The voters in the community he lives in passed a resolution in support of the current system, which affirmed the community's commitment to non-discrimination, and made it clear that they were opposed to the kinds of changes that have been discussed over the past several months in the legislature.

He thinks the voices of parents and students have been missing from a lot of the conversation, and he thinks the education system that we have “works really well together to serve the needs of all students.”

As the chair of the State Board of Education (SBE) he couldn’t recall “a single instance” where he had someone “reaching out to [complain] about an independent school.” He added that he thinks this is because if there is a problem “students can leave and go somewhere else…you have a choice.”

Moving back to the 2200 series rules, he shared that the SBE had taken “a firm position against discrimination” by requiring adherence to the Public Accommodations Act or other discriminatory practices and baking that into their approval process.

He took the opportunity to push back on Neil Odell’s testimony from the previous day. His first contention was that independent schools typically charge a lower tuition rate than the statewide public average because they're based off of the estimate, rather than the actual tuition numbers.

One of Odell’s slides looked at the amount of money being spent on tuition to public schools and independent schools. The number for independent schools was overstated by close to two million dollars because some therapeutic schools were included in that number.

In some of the other spending comparisons, “the data set here was altered,” he claimed and an “unweighted average was used to calculate” some of these numbers. Olsen had done some of his own calculations using weighted averages and the numbers came out quite different. He argued that the unweighted averages “distorts the data” and that the Agency of Education actually excludes some of these tiny schools from their statewide number for this reason.

NOTE: The use of weighted averages is important here because some very small schools with a high cost per student can drag the average up significantly unless the average is weighted to account for this. This is what Olsen is getting at.

Senator Weeks asked him about the prohibition on fees and the “25-mile exclusion.” Olsen didn't have a strong opinion on the prohibition on fees, because “tuition fees are fungible,” in his opinion. You could put a prohibition on them and they could just increase the tuition.

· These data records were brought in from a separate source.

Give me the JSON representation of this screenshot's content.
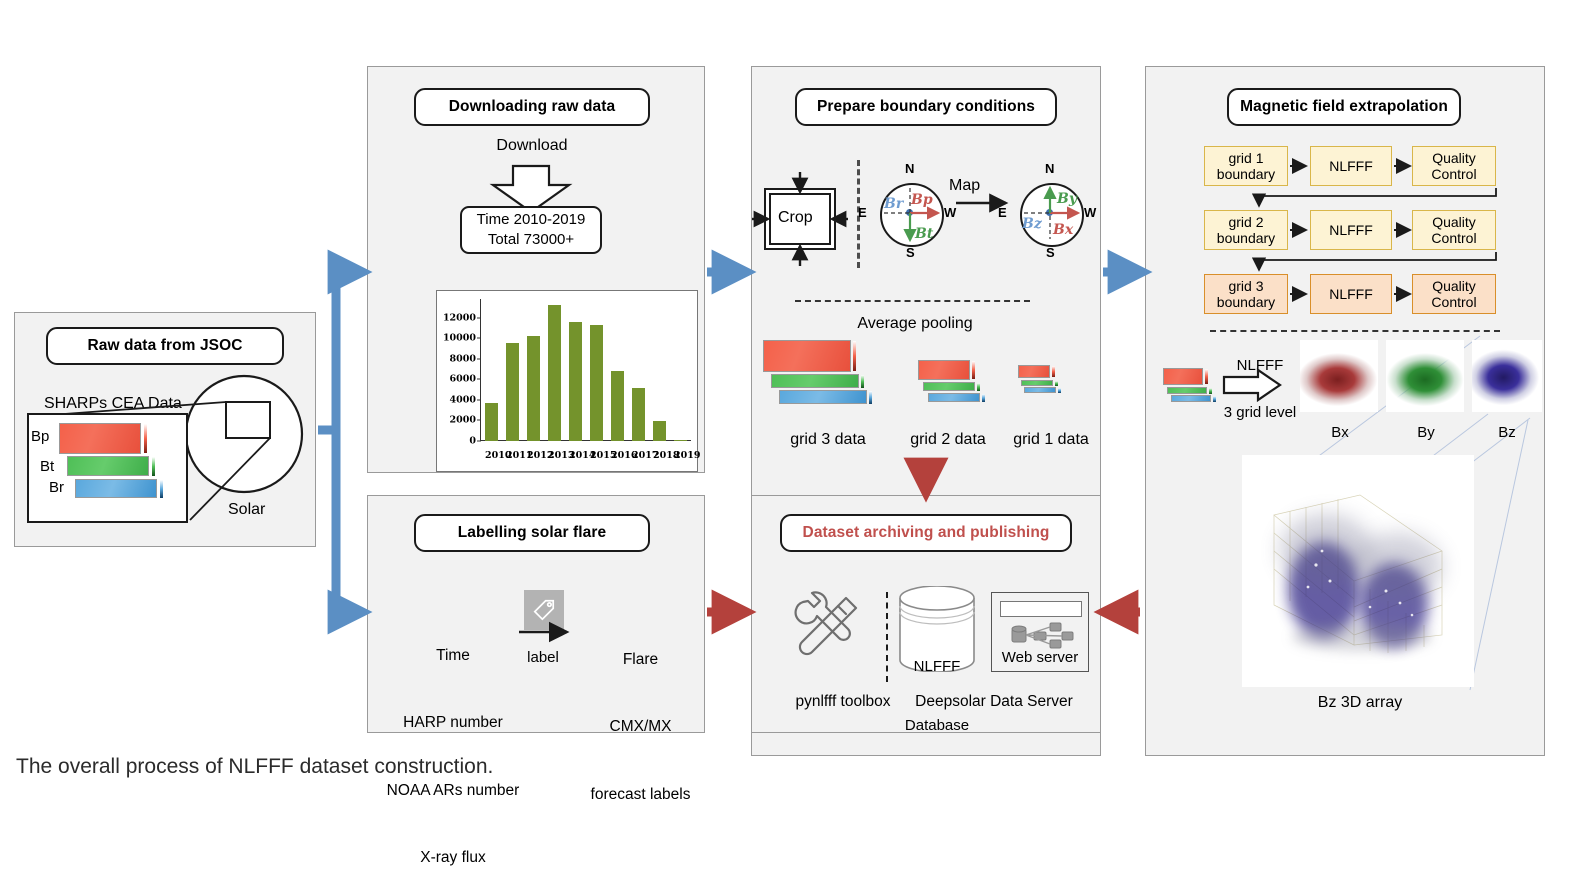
{
  "caption": "The overall process of NLFFF dataset construction.",
  "colors": {
    "panel_bg": "#f2f2f2",
    "blue_arrow": "#5b8fc4",
    "red_arrow": "#b4413c",
    "bar_green": "#74932c",
    "header_red": "#c0504d",
    "grid_yellow": "#fdf3d4",
    "grid_orange": "#fbe0c8"
  },
  "panels": {
    "raw_data": {
      "header": "Raw data from JSOC",
      "subtitle": "SHARPs CEA Data",
      "solar_label": "Solar",
      "bands": [
        "Bp",
        "Bt",
        "Br"
      ]
    },
    "downloading": {
      "header": "Downloading raw data",
      "download_label": "Download",
      "summary_line1": "Time 2010-2019",
      "summary_line2": "Total  73000+"
    },
    "boundary": {
      "header": "Prepare boundary conditions",
      "crop_label": "Crop",
      "map_label": "Map",
      "pooling_label": "Average pooling",
      "compass_left": {
        "north": "N",
        "south": "S",
        "east": "E",
        "west": "W",
        "radial": "Br",
        "poloidal": "Bp",
        "toroidal": "Bt"
      },
      "compass_right": {
        "north": "N",
        "south": "S",
        "east": "E",
        "west": "W",
        "bz": "Bz",
        "bx": "Bx",
        "by": "By"
      },
      "grid_labels": [
        "grid 3 data",
        "grid 2 data",
        "grid 1 data"
      ]
    },
    "extrapolation": {
      "header": "Magnetic field extrapolation",
      "rows": [
        {
          "boundary": "grid 1\nboundary",
          "solver": "NLFFF",
          "check": "Quality\nControl"
        },
        {
          "boundary": "grid 2\nboundary",
          "solver": "NLFFF",
          "check": "Quality\nControl"
        },
        {
          "boundary": "grid 3\nboundary",
          "solver": "NLFFF",
          "check": "Quality\nControl"
        }
      ],
      "nlfff_label": "NLFFF",
      "grid_level_label": "3 grid level",
      "component_labels": [
        "Bx",
        "By",
        "Bz"
      ],
      "volume_label": "Bz  3D  array"
    },
    "labelling": {
      "header": "Labelling solar flare",
      "inputs": [
        "Time",
        "HARP number",
        "NOAA ARs number",
        "X-ray flux"
      ],
      "arrow_label": "label",
      "outputs": [
        "Flare",
        "CMX/MX",
        "forecast labels"
      ]
    },
    "archiving": {
      "header": "Dataset archiving and publishing",
      "toolbox_label": "pynlfff toolbox",
      "server_label": "Deepsolar Data Server",
      "database_line1": "NLFFF",
      "database_line2": "Database",
      "webserver_label": "Web server"
    }
  },
  "chart_data": {
    "type": "bar",
    "title": "",
    "xlabel": "",
    "ylabel": "",
    "categories": [
      "2010",
      "2011",
      "2012",
      "2013",
      "2014",
      "2015",
      "2016",
      "2017",
      "2018",
      "2019"
    ],
    "values": [
      3650,
      9550,
      10200,
      13200,
      11550,
      11250,
      6800,
      5200,
      1950,
      100
    ],
    "yticks": [
      0,
      2000,
      4000,
      6000,
      8000,
      10000,
      12000
    ],
    "ylim": [
      0,
      13800
    ],
    "grid": false,
    "legend": false,
    "series_color": "#74932c"
  }
}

NOTE: Except that the bill prohibits schools from charging a higher tuition for publicly-funded students, so this means that fees would have to be rolled into tuition for ALL students, raising the cost for private-pay students as well.

Olsen wasn’t sure what the problem was that this provision was trying to address. He didn’t live in a border community but noted that folks that did live near the border were justifiably concerned. He added that he didn’t think this provision really was addressing the concern of students “going to Switzerland.”

Chairman Campion asked Olsen what he thought the bill should be addressing. Olsen thought that Act 173 and the 2200 rules “take care of some of the problems,” but thought that “everybody should expect some bumpiness” as schools come up to speed on these new 2200 series rules. He noted that there is “a lot of change that hasn’t even taken effect” and would prefer to “let things settle a little bit.”